Why Do Balls Bounce?

Real balls bounce fast, too fast for your eye to see. Harold "Doc" Edgerton used the strobe lights he invented to take the first clear photos of balls in the process of bouncing. These photos show that when a bat hits a ball, for instance, the ball becomes greatly deformed--just like the water balloon. If the ball is made from an elastic material, such as rubber, it springs back to its initial shape. As the ball pushes on the bat, the bat pushes back on the ball. (As Newton pointed out: for every action there is an equal and opposite reaction.) The ball bounces off the bat and into the air. Strange as it may seem, a ball bounces off the floor because the floor pushes it up!


The Edgerton photos reveal that when a bat strikes a ball, the ball remains in contact with the bat for only a few thousandths of a second. To reverse the ninety-mile-per-
hour speed of a 5 1/8 ounce baseball in one millisecond, the bat must push on the ball with eight thousand pounds of force. Imagine a baseball squashed under four tons of iron and you will begin to understand why the baseballs in Edgerton's photos are deformed.

From Edgerton's photos and your observations of water balloons, you can see that balls bounce when they spring back into their original shape. But why do some balls bounce better than others? The widely varying results of your experiments suggest that the reasons depend on a ball's materials and construction.

Football Kicker
Footballs, basketballs, volleyballs, and tennis balls take advantage of the springiness of trapped air.

When you drop a ball, gravity pulls it toward the floor. The ball gains energy of motion, known as kinetic energy . When the ball hits the floor and stops, that energy has to go somewhere. The energy goes into deforming the ball--from its original round shape to a squashed shape. When the ball deforms, its molecules are stretched apart in some places and squeezed together in others. As they are pushed about, the molecules in the ball collide with and rub across each other.

Exactly what happens to these molecules as they stretch and squeeze depends on what the ball is made of. Suppose you drop a ball of putty. Rather than bouncing, it hits the floor and flattens. All of the organized motion of the falling ball becomes the random motion of jiggling molecules. The random motion of jiggling molecules is a measure of thermal energy. The putty gets warmer, but it doesn't bounce. Putty is inelastic --it doesn't return to its original shape.

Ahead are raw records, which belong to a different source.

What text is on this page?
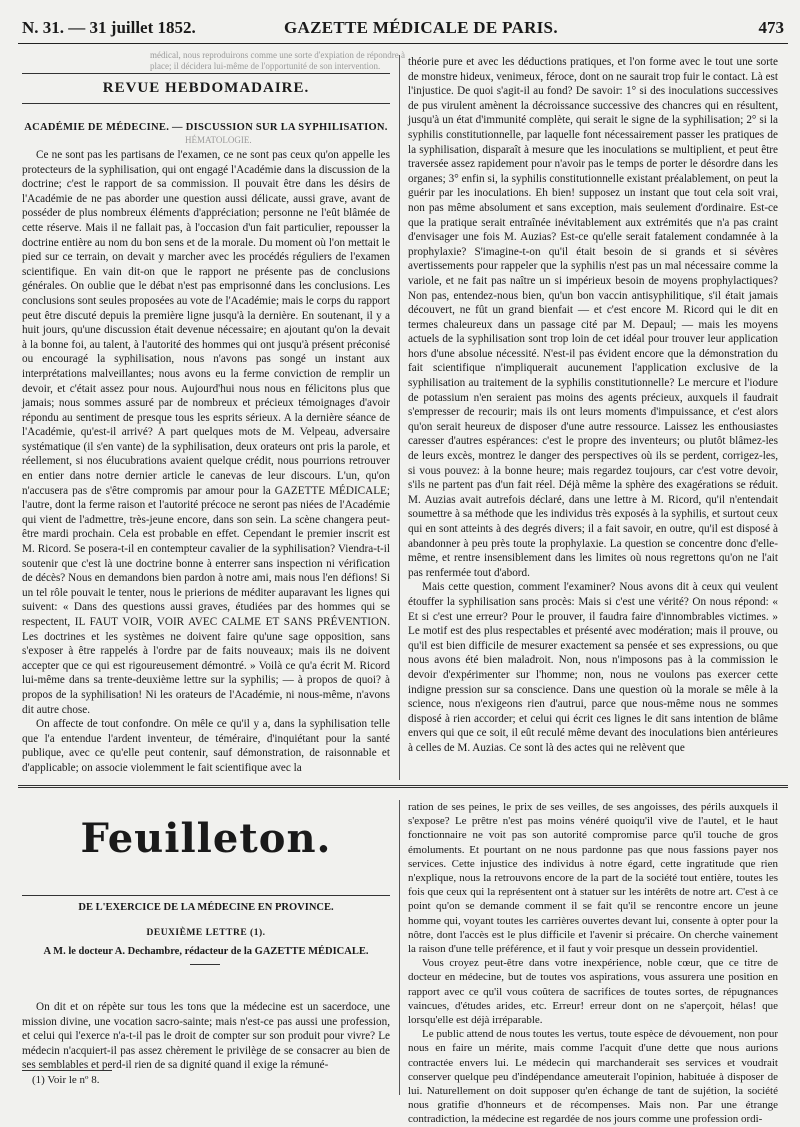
N. 31. — 31 juillet 1852.	GAZETTE MÉDICALE DE PARIS.	473
médical, nous reproduirons comme une sorte d'expiation de répondre à
place; il décidera lui-même de l'opportunité de son intervention.
HÉMATOLOGIE.
REVUE HEBDOMADAIRE.
ACADÉMIE DE MÉDECINE. — DISCUSSION SUR LA SYPHILISATION.

Ce ne sont pas les partisans de l'examen, ce ne sont pas ceux qu'on appelle les protecteurs de la syphilisation, qui ont engagé l'Académie dans la discussion de la doctrine; c'est le rapport de sa commission. Il pouvait être dans les désirs de l'Académie de ne pas aborder une question aussi délicate, aussi grave, avant de posséder de plus nombreux éléments d'appréciation; personne ne l'eût blâmée de cette réserve. Mais il ne fallait pas, à l'occasion d'un fait particulier, repousser la doctrine entière au nom du bon sens et de la morale. Du moment où l'on mettait le pied sur ce terrain, on devait y marcher avec les procédés réguliers de l'examen scientifique. En vain dit-on que le rapport ne présente pas de conclusions générales. On oublie que le débat n'est pas emprisonné dans les conclusions. Les conclusions sont seules proposées au vote de l'Académie; mais le corps du rapport peut être discuté depuis la première ligne jusqu'à la dernière. En soutenant, il y a huit jours, qu'une discussion était devenue nécessaire; en ajoutant qu'on la devait à la bonne foi, au talent, à l'autorité des hommes qui ont jusqu'à présent préconisé ou encouragé la syphilisation, nous n'avons pas songé un instant aux interprétations malveillantes; nous avons eu la ferme conviction de remplir un devoir, et c'était assez pour nous. Aujourd'hui nous nous en félicitons plus que jamais; nous sommes assuré par de nombreux et précieux témoignages d'avoir répondu au sentiment de presque tous les esprits sérieux. A la dernière séance de l'Académie, qu'est-il arrivé? A part quelques mots de M. Velpeau, adversaire systématique (il s'en vante) de la syphilisation, deux orateurs ont pris la parole, et réellement, si nos élucubrations avaient quelque crédit, nous pourrions retrouver en entier dans notre dernier article le canevas de leur discours. L'un, qu'on n'accusera pas de s'être compromis par amour pour la GAZETTE MÉDICALE; l'autre, dont la ferme raison et l'autorité précoce ne seront pas niées de l'Académie qui vient de l'admettre, très-jeune encore, dans son sein. La scène changera peut-être mardi prochain. Cela est probable en effet. Cependant le premier inscrit est M. Ricord. Se posera-t-il en contempteur cavalier de la syphilisation? Viendra-t-il soutenir que c'est là une doctrine bonne à enterrer sans inspection ni vérification de décès? Nous en demandons bien pardon à notre ami, mais nous l'en défions! Si un tel rôle pouvait le tenter, nous le prierions de méditer auparavant les lignes qui suivent: « Dans des questions aussi graves, étudiées par des hommes qui se respectent, IL FAUT VOIR, VOIR AVEC CALME ET SANS PRÉVENTION. Les doctrines et les systèmes ne doivent faire qu'une sage opposition, sans s'exposer à être rappelés à l'ordre par de faits nouveaux; mais ils ne doivent accepter que ce qui est rigoureusement démontré. » Voilà ce qu'a écrit M. Ricord lui-même dans sa trente-deuxième lettre sur la syphilis; — à propos de quoi? à propos de la syphilisation! Ni les orateurs de l'Académie, ni nous-même, n'avons dit autre chose.

On affecte de tout confondre. On mêle ce qu'il y a, dans la syphilisation telle que l'a entendue l'ardent inventeur, de téméraire, d'inquiétant pour la santé publique, avec ce qu'elle peut contenir, sauf démonstration, de raisonnable et d'applicable; on associe violemment le fait scientifique avec la

théorie pure et avec les déductions pratiques, et l'on forme avec le tout une sorte de monstre hideux, venimeux, féroce, dont on ne saurait trop fuir le contact. Là est l'injustice. De quoi s'agit-il au fond? De savoir: 1° si des inoculations successives de pus virulent amènent la décroissance successive des chancres qui en résultent, jusqu'à un état d'immunité complète, qui serait le signe de la syphilisation; 2° si la syphilis constitutionnelle, par laquelle font nécessairement passer les pratiques de la syphilisation, disparaît à mesure que les inoculations se multiplient, et peut être traversée assez rapidement pour n'avoir pas le temps de porter le désordre dans les organes; 3° enfin si, la syphilis constitutionnelle existant préalablement, on peut la guérir par les inoculations. Eh bien! supposez un instant que tout cela soit vrai, non pas même absolument et sans exception, mais seulement d'ordinaire. Est-ce que la pratique serait entraînée inévitablement aux extrémités que n'a pas craint d'envisager une fois M. Auzias? Est-ce qu'elle serait fatalement condamnée à la prophylaxie? S'imagine-t-on qu'il était besoin de si grands et si sévères avertissements pour rappeler que la syphilis n'est pas un mal nécessaire comme la variole, et ne fait pas naître un si impérieux besoin de moyens prophylactiques? Non pas, entendez-nous bien, qu'un bon vaccin antisyphilitique, s'il était jamais découvert, ne fût un grand bienfait — et c'est encore M. Ricord qui le dit en termes chaleureux dans un passage cité par M. Depaul; — mais les moyens actuels de la syphilisation sont trop loin de cet idéal pour trouver leur application hors d'une absolue nécessité. N'est-il pas évident encore que la démonstration du fait scientifique n'impliquerait aucunement l'application exclusive de la syphilisation au traitement de la syphilis constitutionnelle? Le mercure et l'iodure de potassium n'en seraient pas moins des agents précieux, auxquels il faudrait s'empresser de recourir; mais ils ont leurs moments d'impuissance, et c'est alors qu'on serait heureux de disposer d'une autre ressource. Laissez les enthousiastes caresser d'autres espérances: c'est le propre des inventeurs; ou plutôt blâmez-les de leurs excès, montrez le danger des perspectives où ils se perdent, corrigez-les, si vous pouvez: à la bonne heure; mais regardez toujours, car c'est votre devoir, s'ils ne partent pas d'un fait réel. Déjà même la sphère des exagérations se réduit. M. Auzias avait autrefois déclaré, dans une lettre à M. Ricord, qu'il n'entendait soumettre à sa méthode que les individus très exposés à la syphilis, et surtout ceux qui en sont atteints à des degrés divers; il a fait savoir, en outre, qu'il est disposé à abandonner à peu près toute la prophylaxie. La question se concentre donc d'elle-même, et rentre insensiblement dans les limites où nous regrettons qu'on ne l'ait pas renfermée tout d'abord.

Mais cette question, comment l'examiner? Nous avons dit à ceux qui veulent étouffer la syphilisation sans procès: Mais si c'est une vérité? On nous répond: « Et si c'est une erreur? Pour le prouver, il faudra faire d'innombrables victimes. » Le motif est des plus respectables et présenté avec modération; mais il prouve, ou qu'il est bien difficile de mesurer exactement sa pensée et ses expressions, ou que nous avons été bien maladroit. Non, nous n'imposons pas à la commission le devoir d'expérimenter sur l'homme; non, nous ne voulons pas exercer cette indigne pression sur sa conscience. Dans une question où la morale se mêle à la science, nous n'exigeons rien d'autrui, parce que nous-même nous ne sommes disposé à rien accorder; et celui qui écrit ces lignes le dit sans intention de blâme envers qui que ce soit, il eût reculé même devant des inoculations bien antérieures à celles de M. Auzias. Ce sont là des actes qui ne relèvent que

Feuilleton.
DE L'EXERCICE DE LA MÉDECINE EN PROVINCE.
DEUXIÈME LETTRE (1).
A M. le docteur A. Dechambre, rédacteur de la GAZETTE MÉDICALE.

On dit et on répète sur tous les tons que la médecine est un sacerdoce, une mission divine, une vocation sacro-sainte; mais n'est-ce pas aussi une profession, et celui qui l'exerce n'a-t-il pas le droit de compter sur son produit pour vivre? Le médecin n'acquiert-il pas assez chèrement le privilège de se consacrer au bien de ses semblables et perd-il rien de sa dignité quand il exige la rémuné-

ration de ses peines, le prix de ses veilles, de ses angoisses, des périls auxquels il s'expose? Le prêtre n'est pas moins vénéré quoiqu'il vive de l'autel, et le haut fonctionnaire ne voit pas son autorité compromise parce qu'il touche de gros émoluments. Et pourtant on ne nous pardonne pas que nous fassions payer nos services. Cette injustice des individus à notre égard, cette ingratitude que rien n'explique, nous la retrouvons encore de la part de la société tout entière, toutes les fois que ceux qui la représentent ont à statuer sur les intérêts de notre art. C'est à ce point qu'on se demande comment il se fait qu'il se rencontre encore un jeune homme qui, voyant toutes les carrières ouvertes devant lui, consente à opter pour la nôtre, dont l'accès est le plus difficile et l'avenir si précaire. On cherche vainement la raison d'une telle préférence, et il faut y voir presque un dessein providentiel.

Vous croyez peut-être dans votre inexpérience, noble cœur, que ce titre de docteur en médecine, but de toutes vos aspirations, vous assurera une position en rapport avec ce qu'il vous coûtera de sacrifices de toutes sortes, de répugnances vaincues, d'études arides, etc. Erreur! erreur dont on ne s'aperçoit, hélas! que lorsqu'elle est déjà irréparable.

Le public attend de nous toutes les vertus, toute espèce de dévouement, non pour nous en faire un mérite, mais comme l'acquit d'une dette que nous aurions contractée envers lui. Le médecin qui marchanderait ses services et voudrait conserver quelque peu d'indépendance ameuterait l'opinion, habituée à disposer de lui. Naturellement on doit supposer qu'en échange de tant de sujétion, la société nous gratifie d'honneurs et de récompenses. Mais non. Par une étrange contradiction, la médecine est regardée de nos jours comme une profession ordi-

(1) Voir le nº 8.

Now suppose you drop a rubber ball. Rubber is made from long-chain polymer molecules. When you hold the ball in your hand, these long molecules are tangled together like a ball of molecular spaghetti. During a collision, these molecules stretch--but only for a moment. Atomic motions within the rubber molecules then return them toward their original, tangled shape. Much of the energy of the ball's downward motion becomes upward motion as the ball returns to its original shape and bounces into the air. The energy in the ball that isn't converted into motion becomes warmth. (You can verify this the next time you play a game of racquetball. At the end of the game, the ball will be warmer than when you started.)

Rubber balls are elastic because they return to their original shape. But rubber polymers can be formulated in different ways: if the polymers are tightly linked, they do not rub against each other much. The organized motion of the falling ball becomes an organized deformation of the rubber of the ball, which then becomes an organized motion of the bounced ball. Very little of the organized motion is lost by warming the ball; most of it goes into bouncing the ball back into the air. Balls made from this type of rubber are called "superballs." On the other hand, rubber polymers can be made in which the molecules move more freely, rub together more, and turn organized motion into disorganized vibration. The ball will hardly bounce. Instead, it gets warm.